Democrats, on the other hand, were uniformly appalled. They attacked the order for employing what they said was an unconstitutional religious test and for undermining democratic values of openness, tolerance and inclusion.

And in a development that might be even more important than the support for the policy in the polls, there was intense and widespread public resistance to the ban.

The liberal base reacted with fury. Tens of thousands of people protested at airports around the county. There was also a lot of deep resistance in Washington, too. Sally Yates, the acting attorney general, refused to defend the order, which bans people from seven Muslim-majority country, in court. She determined it was a Muslim ban. She was fired.

More than 900 State Department employees signed a "dissent cable." (Dissent cables have a long tradition at the State Department. There's even an award for it.) But the dissent prompted Spicer to say, "They should either get with the program, or they can go."

The order also seems to have further soured America's relationship with its allies. Just days after British Prime Minister Theresa May stood in the East Room with Trump, she and other European leaders blasted his plan. May called it "divisive and wrong." And Wednesday night, the Washington Post reported on a tense phone call between Trump and the Australian prime minister over the ban.

During the campaign, Trump's call for a Muslim ban was one of his most controversial promises. And now that he's enacting it, it's not any less divisive.

Trump seems to be doubling down on division. He mocked and belittled Senate Minority Leader Chuck Schumer — whom he had already called a clown — for crying "fake tears" when Schumer choked up at an event protesting the order.

"I want to know who his acting coach was," Trump sneered at an unrelated event.

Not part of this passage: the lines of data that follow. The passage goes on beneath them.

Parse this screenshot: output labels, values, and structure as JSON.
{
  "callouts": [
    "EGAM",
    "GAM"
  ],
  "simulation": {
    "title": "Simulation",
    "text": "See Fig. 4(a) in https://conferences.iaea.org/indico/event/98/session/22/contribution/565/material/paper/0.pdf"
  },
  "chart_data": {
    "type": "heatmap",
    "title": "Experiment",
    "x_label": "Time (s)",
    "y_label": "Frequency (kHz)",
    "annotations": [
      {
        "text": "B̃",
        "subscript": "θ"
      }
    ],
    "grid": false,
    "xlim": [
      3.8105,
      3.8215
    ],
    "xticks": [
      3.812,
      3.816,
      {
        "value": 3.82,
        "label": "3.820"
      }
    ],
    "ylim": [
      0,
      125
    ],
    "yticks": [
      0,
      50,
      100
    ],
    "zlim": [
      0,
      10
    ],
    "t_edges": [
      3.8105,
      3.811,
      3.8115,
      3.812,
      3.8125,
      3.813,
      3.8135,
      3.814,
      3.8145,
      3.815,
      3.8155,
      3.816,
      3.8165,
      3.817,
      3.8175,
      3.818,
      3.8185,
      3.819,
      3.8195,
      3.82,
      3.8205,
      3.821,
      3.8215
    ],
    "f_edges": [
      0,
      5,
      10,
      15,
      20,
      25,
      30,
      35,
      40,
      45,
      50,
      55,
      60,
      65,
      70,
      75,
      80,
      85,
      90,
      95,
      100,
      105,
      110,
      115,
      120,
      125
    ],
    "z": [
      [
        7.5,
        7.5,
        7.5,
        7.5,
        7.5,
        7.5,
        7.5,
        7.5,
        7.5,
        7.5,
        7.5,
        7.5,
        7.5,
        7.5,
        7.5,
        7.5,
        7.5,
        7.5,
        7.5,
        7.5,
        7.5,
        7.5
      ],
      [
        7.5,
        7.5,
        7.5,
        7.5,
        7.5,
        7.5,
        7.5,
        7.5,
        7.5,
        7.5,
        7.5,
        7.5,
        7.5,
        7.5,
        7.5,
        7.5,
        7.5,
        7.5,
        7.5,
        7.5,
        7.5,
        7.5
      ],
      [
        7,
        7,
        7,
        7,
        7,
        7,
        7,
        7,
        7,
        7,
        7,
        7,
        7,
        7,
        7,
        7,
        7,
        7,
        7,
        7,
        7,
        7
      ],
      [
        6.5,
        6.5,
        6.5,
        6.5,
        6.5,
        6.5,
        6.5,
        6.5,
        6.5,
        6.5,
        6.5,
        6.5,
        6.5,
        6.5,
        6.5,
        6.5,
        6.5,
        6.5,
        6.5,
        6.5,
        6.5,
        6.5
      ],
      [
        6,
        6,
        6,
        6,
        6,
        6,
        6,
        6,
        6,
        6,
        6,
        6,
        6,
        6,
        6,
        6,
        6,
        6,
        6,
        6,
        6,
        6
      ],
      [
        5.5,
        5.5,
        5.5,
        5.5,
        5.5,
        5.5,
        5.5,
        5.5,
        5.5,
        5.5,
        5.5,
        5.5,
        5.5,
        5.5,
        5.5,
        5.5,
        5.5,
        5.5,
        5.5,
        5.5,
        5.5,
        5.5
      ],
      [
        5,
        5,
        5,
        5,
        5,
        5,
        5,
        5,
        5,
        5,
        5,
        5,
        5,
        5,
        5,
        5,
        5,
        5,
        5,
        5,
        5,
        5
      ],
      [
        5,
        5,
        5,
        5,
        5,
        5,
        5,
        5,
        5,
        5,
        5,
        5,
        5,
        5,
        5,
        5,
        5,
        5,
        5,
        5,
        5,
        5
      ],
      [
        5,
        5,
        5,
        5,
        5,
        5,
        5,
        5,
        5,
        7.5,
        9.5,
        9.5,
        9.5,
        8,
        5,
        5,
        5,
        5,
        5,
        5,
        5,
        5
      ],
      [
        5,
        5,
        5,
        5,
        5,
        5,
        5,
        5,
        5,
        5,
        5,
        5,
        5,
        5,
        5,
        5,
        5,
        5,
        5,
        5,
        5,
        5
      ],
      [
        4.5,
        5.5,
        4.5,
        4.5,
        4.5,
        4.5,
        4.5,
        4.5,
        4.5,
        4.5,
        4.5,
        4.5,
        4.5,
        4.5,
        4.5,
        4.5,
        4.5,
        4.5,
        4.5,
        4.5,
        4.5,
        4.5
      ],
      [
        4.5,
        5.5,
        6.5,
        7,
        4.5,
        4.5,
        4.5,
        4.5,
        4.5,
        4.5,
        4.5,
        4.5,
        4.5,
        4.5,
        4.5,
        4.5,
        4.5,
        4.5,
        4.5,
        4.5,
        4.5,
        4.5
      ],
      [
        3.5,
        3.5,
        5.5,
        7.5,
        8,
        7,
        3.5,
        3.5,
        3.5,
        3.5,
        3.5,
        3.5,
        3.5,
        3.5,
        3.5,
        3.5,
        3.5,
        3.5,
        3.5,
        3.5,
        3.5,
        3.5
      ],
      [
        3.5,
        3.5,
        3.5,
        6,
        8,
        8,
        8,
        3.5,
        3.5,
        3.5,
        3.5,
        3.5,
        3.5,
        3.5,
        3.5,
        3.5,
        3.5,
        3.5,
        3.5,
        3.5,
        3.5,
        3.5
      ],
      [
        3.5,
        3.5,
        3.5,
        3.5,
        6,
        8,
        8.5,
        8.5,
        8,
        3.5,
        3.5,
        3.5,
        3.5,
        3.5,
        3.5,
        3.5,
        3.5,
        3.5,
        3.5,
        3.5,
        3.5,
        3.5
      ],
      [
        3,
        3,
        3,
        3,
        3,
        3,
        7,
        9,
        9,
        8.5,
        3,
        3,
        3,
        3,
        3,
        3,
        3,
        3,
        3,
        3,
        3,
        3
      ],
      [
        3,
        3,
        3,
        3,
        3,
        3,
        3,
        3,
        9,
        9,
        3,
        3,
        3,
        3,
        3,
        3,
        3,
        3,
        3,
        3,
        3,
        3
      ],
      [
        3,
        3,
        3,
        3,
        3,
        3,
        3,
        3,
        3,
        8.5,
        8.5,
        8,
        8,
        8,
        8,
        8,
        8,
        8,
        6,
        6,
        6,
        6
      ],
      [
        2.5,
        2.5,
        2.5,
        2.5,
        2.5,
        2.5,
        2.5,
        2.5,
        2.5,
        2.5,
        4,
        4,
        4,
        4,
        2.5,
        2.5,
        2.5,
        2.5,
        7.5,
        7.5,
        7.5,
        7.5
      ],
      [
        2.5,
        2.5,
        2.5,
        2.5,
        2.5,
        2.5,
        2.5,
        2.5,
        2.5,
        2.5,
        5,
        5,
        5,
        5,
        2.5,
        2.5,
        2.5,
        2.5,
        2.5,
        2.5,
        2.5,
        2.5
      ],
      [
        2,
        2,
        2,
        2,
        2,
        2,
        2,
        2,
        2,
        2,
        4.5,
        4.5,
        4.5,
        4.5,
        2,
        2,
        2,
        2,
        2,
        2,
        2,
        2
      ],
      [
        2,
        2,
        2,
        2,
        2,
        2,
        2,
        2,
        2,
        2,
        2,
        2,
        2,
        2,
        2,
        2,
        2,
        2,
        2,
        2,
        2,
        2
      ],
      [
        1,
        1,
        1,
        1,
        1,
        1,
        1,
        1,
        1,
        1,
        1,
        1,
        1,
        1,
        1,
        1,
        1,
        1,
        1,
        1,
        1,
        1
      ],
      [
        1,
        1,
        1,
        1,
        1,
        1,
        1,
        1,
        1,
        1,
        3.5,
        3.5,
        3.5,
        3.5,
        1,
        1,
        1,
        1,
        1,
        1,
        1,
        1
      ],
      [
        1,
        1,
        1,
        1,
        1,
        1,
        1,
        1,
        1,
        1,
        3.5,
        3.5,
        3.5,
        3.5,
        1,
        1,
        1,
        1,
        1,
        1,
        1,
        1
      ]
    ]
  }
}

At the time, Schumer was surrounded by distraught constituents from a diverse set of ethnicities, races and religions.

Again, this kind of withering, bullying, verbal assault worked for Trump during the campaign. Will the fake-tears-of-a-clown attack help Trump govern? After all, there are many things on Trump's agenda that will need 60 votes to pass the Senate — and Schumer will have to provide some of them from Democratic ranks if Trump is to succeed.

But the weekend's events have made that harder. Trump's executive order on immigration has engaged and enraged the liberal base, ensuring that Democrats in Congress will be under tremendous pressure not to cooperate with Trump on anything.

The political lesson Trump appears to have learned is that division works; there's no need to adjust and it's not necessary to reach out beyond the 46 percent of voters that brought him — stunningly and improbably — to the White House.